I watched Jiro Dreams of Sushi while I was sick and found it to be full of simple wisdom on how to get good at anything:
- Do it every day.
- Do the same very select set of tasks.
- Keep trying different ways of accomplishing those tasks with the goal of finding a better way.
Jiro is a chef who narrowed his attention on just sushi. No soup, no salad, no noodles, no fish not in sushi form. For that matter, rice has to be part of it. And actually I think he only makes nigirizushi and not makizushi and temaki. Whatever. The point is he does very few “dishes”, has done it for 70+ years, every day, obsessed with always improving.
In jiu jitsu world, I would equate this approach to only working on closed guard bottom and submitting everyone from there.
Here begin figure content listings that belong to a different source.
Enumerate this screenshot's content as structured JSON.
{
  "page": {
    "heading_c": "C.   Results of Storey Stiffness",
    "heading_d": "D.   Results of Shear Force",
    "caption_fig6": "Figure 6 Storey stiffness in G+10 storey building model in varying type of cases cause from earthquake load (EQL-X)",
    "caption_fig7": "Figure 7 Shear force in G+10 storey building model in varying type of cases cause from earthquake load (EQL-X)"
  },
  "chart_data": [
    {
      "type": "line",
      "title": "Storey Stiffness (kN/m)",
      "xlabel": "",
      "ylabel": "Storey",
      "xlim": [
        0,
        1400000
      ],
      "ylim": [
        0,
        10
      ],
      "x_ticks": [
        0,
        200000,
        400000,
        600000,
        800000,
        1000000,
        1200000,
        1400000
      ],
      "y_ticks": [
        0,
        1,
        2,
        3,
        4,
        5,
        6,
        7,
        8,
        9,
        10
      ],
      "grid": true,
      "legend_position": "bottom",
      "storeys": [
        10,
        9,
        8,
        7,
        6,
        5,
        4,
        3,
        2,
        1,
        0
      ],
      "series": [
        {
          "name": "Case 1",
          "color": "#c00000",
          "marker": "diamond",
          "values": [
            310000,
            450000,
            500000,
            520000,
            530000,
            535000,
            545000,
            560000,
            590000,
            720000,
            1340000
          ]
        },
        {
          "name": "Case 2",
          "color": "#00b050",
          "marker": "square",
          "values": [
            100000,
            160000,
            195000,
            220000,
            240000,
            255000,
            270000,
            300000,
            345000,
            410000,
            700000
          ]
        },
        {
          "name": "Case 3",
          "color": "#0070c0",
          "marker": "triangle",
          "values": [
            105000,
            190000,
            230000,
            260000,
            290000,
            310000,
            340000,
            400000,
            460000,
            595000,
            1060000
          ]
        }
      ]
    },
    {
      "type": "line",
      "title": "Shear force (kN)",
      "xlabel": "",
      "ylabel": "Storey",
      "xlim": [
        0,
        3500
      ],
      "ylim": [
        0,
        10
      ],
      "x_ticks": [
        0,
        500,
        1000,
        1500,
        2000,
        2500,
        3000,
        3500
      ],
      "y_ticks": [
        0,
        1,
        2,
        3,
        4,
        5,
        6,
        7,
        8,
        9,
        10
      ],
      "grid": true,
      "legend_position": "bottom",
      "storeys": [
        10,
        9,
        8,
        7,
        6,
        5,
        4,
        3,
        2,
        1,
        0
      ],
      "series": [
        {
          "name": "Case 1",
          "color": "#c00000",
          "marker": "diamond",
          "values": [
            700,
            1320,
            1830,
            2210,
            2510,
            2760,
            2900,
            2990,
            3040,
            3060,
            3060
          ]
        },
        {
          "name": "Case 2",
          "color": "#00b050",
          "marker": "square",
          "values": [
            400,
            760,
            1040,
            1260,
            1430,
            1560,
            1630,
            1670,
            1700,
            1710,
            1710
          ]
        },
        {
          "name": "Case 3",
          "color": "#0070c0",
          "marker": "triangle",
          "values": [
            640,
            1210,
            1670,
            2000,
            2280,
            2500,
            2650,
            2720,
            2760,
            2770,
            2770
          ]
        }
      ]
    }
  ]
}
If you end up on top, you let the person sweep you right into your closed guard.
One of the most memorable, and perhaps absurd, moments of the film is when Jiro explains that he used to massage the octopus meat for 20 to 30 minutes in order to make it less tough, but now he does it for 40 to 50 minutes. Then, there was footage of an assistant hand-massaging octopus meat. I know very little about cooking, but that just seemed a bit insane.
Perhaps, that’s one of the best ways to know you’re on the way to mastery: you should be doing stuff that will seem insane to others. So, ask a friend: “Hey bro, are there things you see me doing that you think are insane?” If his answer is “No” then you need to step up your game and massage the f’ing octopus for at least an hour.